Redacted – coming 2024

In 2020, I participated in an online workshop on redaction, presenting the erasure poetry created in ETHOS Lab as part of research into and engagement around the General Data Protection Regulation. The workshop, hosted by Lisa Min, Charlene Mackley and Franck Billé, put this work into conversation with redaction in the field, both in materials ethnographers would seek to access, and as a potential fieldwork method. It also invited us, in the still newly-online pandemic world, to create our own erasures – digitally. Here’s mine!

RDJ online workshop erasure 2020

In the time since, we have met online and shared comments and feedback on draft chapters for a collection on Redaction with punctum press.

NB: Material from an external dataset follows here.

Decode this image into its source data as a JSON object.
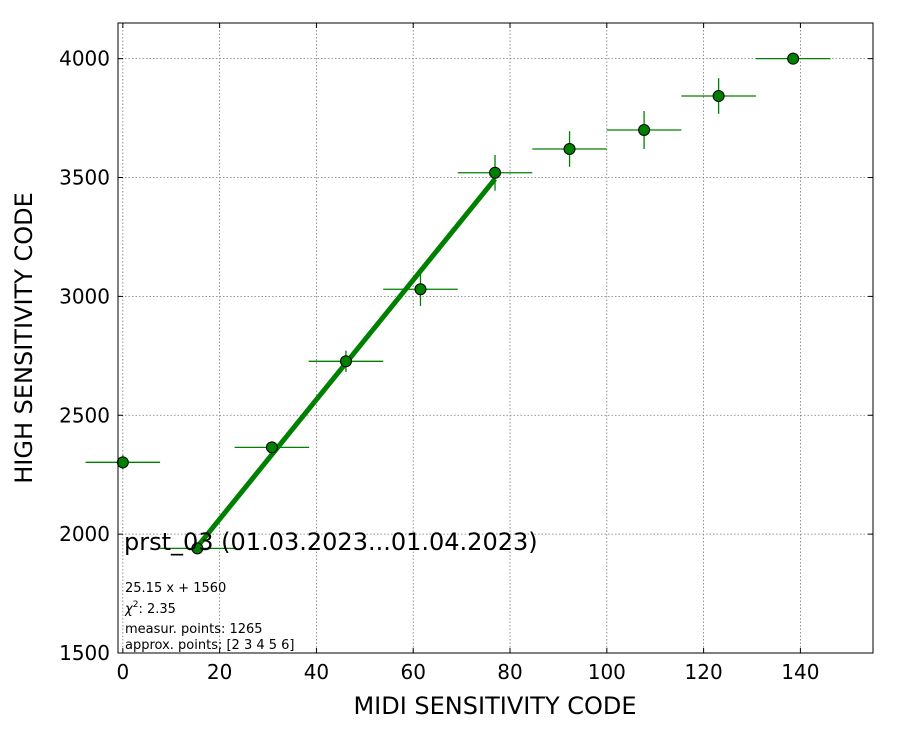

Redacted: Writing in the Negative Space of the State brings together essays, poems, artwork, and memes — a bricolage of media that conveys the experience of living in state-inflected worlds in flux. In critically and poetically engaging with redaction in politically charged contexts (from the United States and Denmark to Russia, China, and North Korea), the volume examines up close and turns loose this disquieting mark of state power, aiming to trouble the liberal imaginaries that figure the political as a left–right spectrum, as populism and nationalism versus global and transnational cosmopolitanism, as east versus west, authoritarianism versus democracy, good versus evil, or the state versus the people — age-old coordinates that no longer make sense. Because we know from the upheavals of the past decade that these relations are being reconfigured in novel, recursive, and unrecognizable ways, the consequences of which are perplexing and ever evolving.

This book takes up redaction as a vital form in this new political reality. Contributors both critically engage with statist redaction practices and also explore its alluring and ambivalent forms, as an experimental practice that can open up new dialogic possibilities in navigating and conveying the stakes of political encounters.

 

My chapter emphasises what redaction can give, rather than waht it takes away. It invites ethnographers to consider participatory erasure with interlocutors in the field, as a means of discussing texts, policies, challenging political realities, hopes, futures, and more.

The wonderful editors Lisa, Charlene and Franck have been able to include images from one of my favourite early erasure poets (although she didn’t consider herself one) Doris Cross and work from poet Sarah Howe, both of whom were very inspirational to the ETHOS GDPR work. I am looking forward to seeing the collection come out in Spring 2024!